I remember Brittany telling us excitedly about her new basset, Kelso, and that she had gotten him because of Belle.  We knew Belle was awesomely special, but it was so nice to hear from so many other people who loved Belle.  The prayers that went up for Belle were such a comfort to us.

I'm no longer mad at God, not at this moment anyway. Grief is funny that way, one minute you are sad, the next accepting, and the next... pick a stage.

They say the decision to end a pet's life is a decision to end their suffering and begin your own in his or her place. 

They couldn't be more right. 

*****

Dear Belle:  

We loved you so much it was so hard to let you go, but we loved you too much to make you stay.  

We were so blessed that God entrusted us with such a sweet soul. You were a faithful friend, a great listener, a trusted confidante,  a security dog, and comic relief in one adorable package. 

These words seem so inadequate when compared to the countless hours of unconditional love and devotion you gave us, but  I just can't find the perfect words to wrap up in a neat little package everything you meant to us.  

I think the poem Rainbow Bridge says it best.

Just this side of heaven is a place called Rainbow Bridge. When an animal dies that has been especially close to someone here, that pet goes to Rainbow Bridge.  There are meadows and hills for all of our special friends so they can run and play together.  There is plenty of food, water,  and sunshine, and our friends are warm and comfortable. 

All the animals who had been ill and old are restored to health and vigor.  Those who were hurt or maimed are made whole and strong again, just as we remember them in our dreams of days and times gone by.  The animals are happy and content, except for one small thing;  they each miss someone very special to them, who had to be left behind. 

They all run and play together, but the day comes when one suddenly stops and looks into the distance.  Her bright eyes are intent.  Her eager body quivers.
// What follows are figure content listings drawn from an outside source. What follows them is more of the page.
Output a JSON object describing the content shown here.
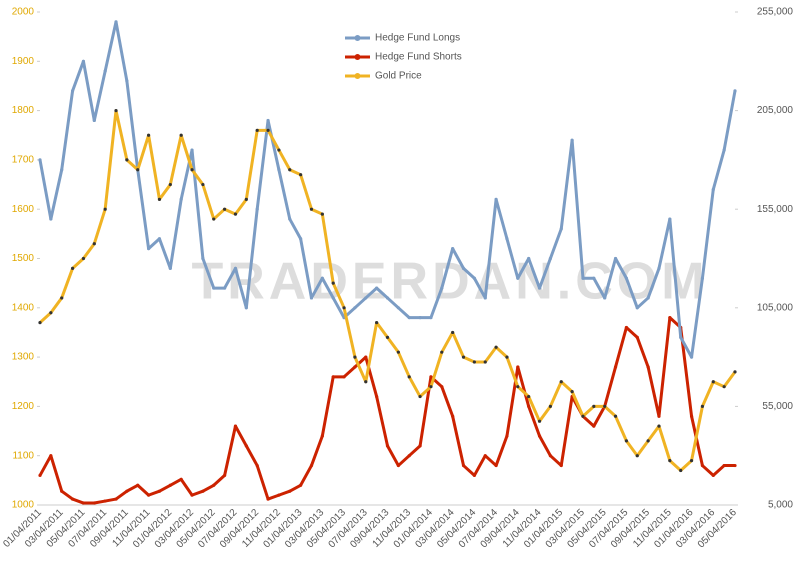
{
  "chart_data": {
    "type": "line",
    "watermark": "TRADERDAN.COM",
    "categories": [
      "01/04/2011",
      null,
      "03/04/2011",
      null,
      "05/04/2011",
      null,
      "07/04/2011",
      null,
      "09/04/2011",
      null,
      "11/04/2011",
      null,
      "01/04/2012",
      null,
      "03/04/2012",
      null,
      "05/04/2012",
      null,
      "07/04/2012",
      null,
      "09/04/2012",
      null,
      "11/04/2012",
      null,
      "01/04/2013",
      null,
      "03/04/2013",
      null,
      "05/04/2013",
      null,
      "07/04/2013",
      null,
      "09/04/2013",
      null,
      "11/04/2013",
      null,
      "01/04/2014",
      null,
      "03/04/2014",
      null,
      "05/04/2014",
      null,
      "07/04/2014",
      null,
      "09/04/2014",
      null,
      "11/04/2014",
      null,
      "01/04/2015",
      null,
      "03/04/2015",
      null,
      "05/04/2015",
      null,
      "07/04/2015",
      null,
      "09/04/2015",
      null,
      "11/04/2015",
      null,
      "01/04/2016",
      null,
      "03/04/2016",
      null,
      "05/04/2016"
    ],
    "series": [
      {
        "name": "Hedge Fund Longs",
        "color": "#7b9cc4",
        "axis": "y2",
        "values": [
          180000,
          150000,
          175000,
          215000,
          230000,
          200000,
          225000,
          250000,
          220000,
          175000,
          135000,
          140000,
          125000,
          160000,
          185000,
          130000,
          115000,
          115000,
          125000,
          105000,
          155000,
          200000,
          175000,
          150000,
          140000,
          110000,
          120000,
          110000,
          100000,
          105000,
          110000,
          115000,
          110000,
          105000,
          100000,
          100000,
          100000,
          115000,
          135000,
          125000,
          120000,
          110000,
          160000,
          140000,
          120000,
          130000,
          115000,
          130000,
          145000,
          190000,
          120000,
          120000,
          110000,
          130000,
          120000,
          105000,
          110000,
          125000,
          150000,
          90000,
          80000,
          120000,
          165000,
          185000,
          215000
        ]
      },
      {
        "name": "Hedge Fund Shorts",
        "color": "#cc2200",
        "axis": "y2",
        "values": [
          20000,
          30000,
          12000,
          8000,
          6000,
          6000,
          7000,
          8000,
          12000,
          15000,
          10000,
          12000,
          15000,
          18000,
          10000,
          12000,
          15000,
          20000,
          45000,
          35000,
          25000,
          8000,
          10000,
          12000,
          15000,
          25000,
          40000,
          70000,
          70000,
          75000,
          80000,
          60000,
          35000,
          25000,
          30000,
          35000,
          70000,
          65000,
          50000,
          25000,
          20000,
          30000,
          25000,
          40000,
          75000,
          55000,
          40000,
          30000,
          25000,
          60000,
          50000,
          45000,
          55000,
          75000,
          95000,
          90000,
          75000,
          50000,
          100000,
          95000,
          50000,
          25000,
          20000,
          25000,
          25000
        ]
      },
      {
        "name": "Gold Price",
        "color": "#f0b323",
        "values": [
          1370,
          1390,
          1420,
          1480,
          1500,
          1530,
          1600,
          1800,
          1700,
          1680,
          1750,
          1620,
          1650,
          1750,
          1680,
          1650,
          1580,
          1600,
          1590,
          1620,
          1760,
          1760,
          1720,
          1680,
          1670,
          1600,
          1590,
          1450,
          1400,
          1300,
          1250,
          1370,
          1340,
          1310,
          1260,
          1220,
          1240,
          1310,
          1350,
          1300,
          1290,
          1290,
          1320,
          1300,
          1240,
          1220,
          1170,
          1200,
          1250,
          1230,
          1180,
          1200,
          1200,
          1180,
          1130,
          1100,
          1130,
          1160,
          1090,
          1070,
          1090,
          1200,
          1250,
          1240,
          1270
        ]
      }
    ],
    "ylim": [
      1000,
      2000
    ],
    "yticks": [
      1000,
      1100,
      1200,
      1300,
      1400,
      1500,
      1600,
      1700,
      1800,
      1900,
      2000
    ],
    "y2lim": [
      5000,
      255000
    ],
    "y2ticks": [
      {
        "value": 5000,
        "label": "5,000"
      },
      {
        "value": 55000,
        "label": "55,000"
      },
      {
        "value": 105000,
        "label": "105,000"
      },
      {
        "value": 155000,
        "label": "155,000"
      },
      {
        "value": 205000,
        "label": "205,000"
      },
      {
        "value": 255000,
        "label": "255,000"
      }
    ],
    "ytick_color": "#e0a800",
    "legend": "top"
  }
}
Suddenly she begins to run from the group, flying over the green grass, her legs carrying her faster and faster.

You have been spotted and when you and your special friend finally meet you cling together in joyous reunion, never to be parted again. The happy kisses rain upon your face; your hands again caress the beloved head, and you look once more into the trusting eyes of your pet, so long gone from your life but never absent from your heart.

Then you cross Rainbow Bridge together.